I am not one for gushing. In fact, I often prefer complaining, but this morning I had just stumbled out of bed and was sitting blearily on the pot when Oliver opened the bathroom door and said, "Mommy, I am going to make you happy." Which, based on the rest of the day, was absolutely clairvoyant and spot on. Sometimes I love my kids so much I want to put them back in my body so I can get closer to them. Is that weird? I mean, really, what's weirder, wanting to put my big three-year-old kids back in my body, or wanting to sneak off to the airport, fly to Marrakesh and start my life over as a rich bohemian who can totally pull off the caftan look? Because these are the things I waver between.

A thing I like

Looking at the literary tattoos on Contrariwise (which I found out about on the Green Apple blog) is addictive. I actually think tattoos are kind of juvenile (I have one; wish I didn't) but many of these are moving. The one above, from the Giving Tree is a tribute to the guy's mother who he calls "my giving tree." Corny? Maybe. But I'll take it.

Tuesday, April 21, 2009

Cluck cluck here—a chick video


They are growing.  I swear.  We've had our chicks for five days and they are BIGGER.  They still poop in their own food and fall asleep like they've been cold-cocked, but they are starting to seem distinctly chicken-like.  There's a beadiness about the eyes and these funny little chicken mannerisms like pecking and scratching and stretching one foot out behind them. Are they cute?  Oh yes they are.

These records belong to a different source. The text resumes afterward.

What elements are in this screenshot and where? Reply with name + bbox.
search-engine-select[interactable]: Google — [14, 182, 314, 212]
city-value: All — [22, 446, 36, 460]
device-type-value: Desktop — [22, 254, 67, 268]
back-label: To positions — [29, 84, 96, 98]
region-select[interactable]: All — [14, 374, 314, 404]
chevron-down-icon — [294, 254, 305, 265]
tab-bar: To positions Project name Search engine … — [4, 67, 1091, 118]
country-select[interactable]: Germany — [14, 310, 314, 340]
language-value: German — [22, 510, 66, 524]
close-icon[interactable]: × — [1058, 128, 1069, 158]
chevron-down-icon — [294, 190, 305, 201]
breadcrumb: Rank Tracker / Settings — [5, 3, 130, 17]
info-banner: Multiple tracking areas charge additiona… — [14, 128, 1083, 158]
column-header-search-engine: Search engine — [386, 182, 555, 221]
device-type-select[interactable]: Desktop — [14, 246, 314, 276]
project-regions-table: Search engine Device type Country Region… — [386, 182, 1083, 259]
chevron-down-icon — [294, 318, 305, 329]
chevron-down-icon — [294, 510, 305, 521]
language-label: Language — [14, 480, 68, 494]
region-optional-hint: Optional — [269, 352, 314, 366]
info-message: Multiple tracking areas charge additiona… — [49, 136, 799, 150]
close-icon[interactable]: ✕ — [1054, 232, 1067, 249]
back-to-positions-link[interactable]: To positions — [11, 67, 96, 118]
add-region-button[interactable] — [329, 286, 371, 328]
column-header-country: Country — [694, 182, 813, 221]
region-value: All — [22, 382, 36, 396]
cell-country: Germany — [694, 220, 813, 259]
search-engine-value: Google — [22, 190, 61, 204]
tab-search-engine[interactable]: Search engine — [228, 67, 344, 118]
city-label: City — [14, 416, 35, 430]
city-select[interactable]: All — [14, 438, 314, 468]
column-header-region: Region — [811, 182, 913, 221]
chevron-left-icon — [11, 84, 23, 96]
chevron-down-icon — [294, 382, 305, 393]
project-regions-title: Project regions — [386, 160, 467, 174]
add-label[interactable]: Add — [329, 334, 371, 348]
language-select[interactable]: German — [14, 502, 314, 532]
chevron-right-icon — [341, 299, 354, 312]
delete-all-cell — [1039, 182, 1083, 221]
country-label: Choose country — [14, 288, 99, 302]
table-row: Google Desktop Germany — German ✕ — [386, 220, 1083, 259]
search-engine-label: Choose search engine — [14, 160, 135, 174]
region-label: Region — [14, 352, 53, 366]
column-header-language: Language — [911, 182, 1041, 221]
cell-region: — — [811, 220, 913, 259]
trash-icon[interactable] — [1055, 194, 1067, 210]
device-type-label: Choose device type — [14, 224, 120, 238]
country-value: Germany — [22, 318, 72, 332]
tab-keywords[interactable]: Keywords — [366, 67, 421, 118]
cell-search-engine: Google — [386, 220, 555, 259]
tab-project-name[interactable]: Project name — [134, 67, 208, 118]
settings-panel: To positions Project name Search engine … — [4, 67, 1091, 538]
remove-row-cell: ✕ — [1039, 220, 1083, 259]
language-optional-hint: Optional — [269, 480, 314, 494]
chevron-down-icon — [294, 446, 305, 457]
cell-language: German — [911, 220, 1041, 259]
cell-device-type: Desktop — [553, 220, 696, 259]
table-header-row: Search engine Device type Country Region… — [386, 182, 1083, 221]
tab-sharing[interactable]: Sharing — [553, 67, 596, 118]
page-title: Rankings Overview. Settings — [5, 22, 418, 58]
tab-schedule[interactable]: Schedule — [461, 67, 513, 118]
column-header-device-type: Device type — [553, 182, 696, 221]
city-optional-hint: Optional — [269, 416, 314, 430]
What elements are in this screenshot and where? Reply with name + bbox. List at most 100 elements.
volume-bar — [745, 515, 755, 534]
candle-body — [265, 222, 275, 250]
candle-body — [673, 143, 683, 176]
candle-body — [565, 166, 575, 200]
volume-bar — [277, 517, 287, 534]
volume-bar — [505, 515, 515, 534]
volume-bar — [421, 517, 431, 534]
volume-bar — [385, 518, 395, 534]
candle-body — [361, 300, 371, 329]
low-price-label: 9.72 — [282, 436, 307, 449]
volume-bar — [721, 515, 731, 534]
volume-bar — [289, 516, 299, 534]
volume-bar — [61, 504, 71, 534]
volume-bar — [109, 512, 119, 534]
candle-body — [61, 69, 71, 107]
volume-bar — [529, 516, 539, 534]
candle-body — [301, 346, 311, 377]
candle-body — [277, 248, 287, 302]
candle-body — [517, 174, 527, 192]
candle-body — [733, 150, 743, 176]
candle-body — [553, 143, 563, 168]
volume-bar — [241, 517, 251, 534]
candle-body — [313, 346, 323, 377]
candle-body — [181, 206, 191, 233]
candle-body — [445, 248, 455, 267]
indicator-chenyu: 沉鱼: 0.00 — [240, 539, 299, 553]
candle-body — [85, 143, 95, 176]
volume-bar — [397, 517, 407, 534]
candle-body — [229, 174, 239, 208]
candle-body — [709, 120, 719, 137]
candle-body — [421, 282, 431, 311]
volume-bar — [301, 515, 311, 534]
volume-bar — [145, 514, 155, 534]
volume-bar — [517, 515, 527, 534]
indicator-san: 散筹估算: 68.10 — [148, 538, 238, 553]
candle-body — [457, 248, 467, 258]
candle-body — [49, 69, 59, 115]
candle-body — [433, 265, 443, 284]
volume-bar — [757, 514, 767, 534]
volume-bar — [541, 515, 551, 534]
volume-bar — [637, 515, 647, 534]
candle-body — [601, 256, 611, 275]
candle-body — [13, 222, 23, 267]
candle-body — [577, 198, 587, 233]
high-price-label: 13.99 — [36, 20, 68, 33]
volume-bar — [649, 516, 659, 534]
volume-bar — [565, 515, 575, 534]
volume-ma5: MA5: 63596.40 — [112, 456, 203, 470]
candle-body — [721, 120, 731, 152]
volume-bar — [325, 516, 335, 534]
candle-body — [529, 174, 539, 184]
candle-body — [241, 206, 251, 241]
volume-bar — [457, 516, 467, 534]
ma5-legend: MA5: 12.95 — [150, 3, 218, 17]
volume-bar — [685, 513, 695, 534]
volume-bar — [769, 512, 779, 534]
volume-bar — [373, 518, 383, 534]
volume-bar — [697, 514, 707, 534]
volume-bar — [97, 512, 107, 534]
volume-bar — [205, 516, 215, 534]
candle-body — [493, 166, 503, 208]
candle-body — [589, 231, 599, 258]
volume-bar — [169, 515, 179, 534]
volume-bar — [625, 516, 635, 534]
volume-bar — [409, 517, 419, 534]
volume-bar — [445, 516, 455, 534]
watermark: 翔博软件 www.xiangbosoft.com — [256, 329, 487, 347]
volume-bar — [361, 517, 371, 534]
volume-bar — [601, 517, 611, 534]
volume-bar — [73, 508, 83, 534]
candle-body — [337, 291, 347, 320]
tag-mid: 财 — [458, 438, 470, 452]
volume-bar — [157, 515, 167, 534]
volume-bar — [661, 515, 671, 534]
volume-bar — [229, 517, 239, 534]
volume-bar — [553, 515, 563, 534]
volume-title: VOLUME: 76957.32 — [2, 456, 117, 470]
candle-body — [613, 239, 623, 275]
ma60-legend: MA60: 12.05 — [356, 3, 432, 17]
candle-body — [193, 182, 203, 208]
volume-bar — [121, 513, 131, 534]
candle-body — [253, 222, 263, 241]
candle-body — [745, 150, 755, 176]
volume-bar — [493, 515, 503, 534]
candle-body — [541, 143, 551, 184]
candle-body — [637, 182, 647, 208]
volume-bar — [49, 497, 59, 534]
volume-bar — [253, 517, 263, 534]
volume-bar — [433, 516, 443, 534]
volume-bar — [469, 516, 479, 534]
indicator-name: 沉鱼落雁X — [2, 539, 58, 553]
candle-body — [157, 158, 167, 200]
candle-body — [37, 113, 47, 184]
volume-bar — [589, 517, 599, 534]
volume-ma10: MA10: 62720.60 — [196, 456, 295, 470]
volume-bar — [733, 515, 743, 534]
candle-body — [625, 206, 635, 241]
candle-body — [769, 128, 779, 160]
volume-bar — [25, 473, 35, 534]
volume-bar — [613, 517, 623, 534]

Which, of course means we have to get going on building a coop.  Before we know it, the eight weeks will be up and our little birdies will be pullets and ready for the great outdoors.  I can't wait to start tossing them bugs. 

A thing I like

Mustache napkin rings.  Need I say more?

A leash just seems cruel


Oh sure, she looks all innocent here
When Magnolia was one day old and weighed less than five-and-a-half pounds, one of the NICU nurses handed her to me and said, "This one is ferocious."  At the time I loved the description.  I thought it meant she was a fighter, that despite her small size and her less than ideal birth, she was going to be fine.  And, of course, it did mean that.  She is now a bright, funny 35 pound girl who can do imitations and likes to eat brie. But I am starting to suspect that the description also portended a certain character trait, a willfulness that would eventually just kick my ass.
It's bad enough that she looks right at me like some snotty teenager from The Hills and then runs down the sidewalk, or worse, into the parking lot, just to assert her dominance and test my limits.  But she has also taken to reminding me of me.  I know this happens, that all your worst traits will get mimicked back at you, that as parents the most powerful thing we do is teach by example, with our actions.  But do I really need a not-quite-three-year-old rolling her eyes and dramatically sighing "fine" with the trumped up exhaustion of a put upon bureaucrat?  I do not.  This is just the type of mirror I do not need right now.
What I do need is some advice on what to do to get her to listen to me.  Yelling?  Doesn't work; she laughs.  Time outs? Sort of, but I hate the dynamic they set up. Reasoning?  Sometimes, but only if we talk before the event and plan out the desired behavior.  What I need is something that will stop her from running away from me in dangerous places and from acting as if she has no respect for me at all.  Suggestions?  Techniques?  New cocktails? I'll take 'em all.

A thing I like

This blog which my friend Miranda, who is the source of many good blogs, just sent to me. I especially like this post about the slow loris, which I've never even heard of, who likes to get tickled.  You have to watch the video.  It's strangely mesmerizing.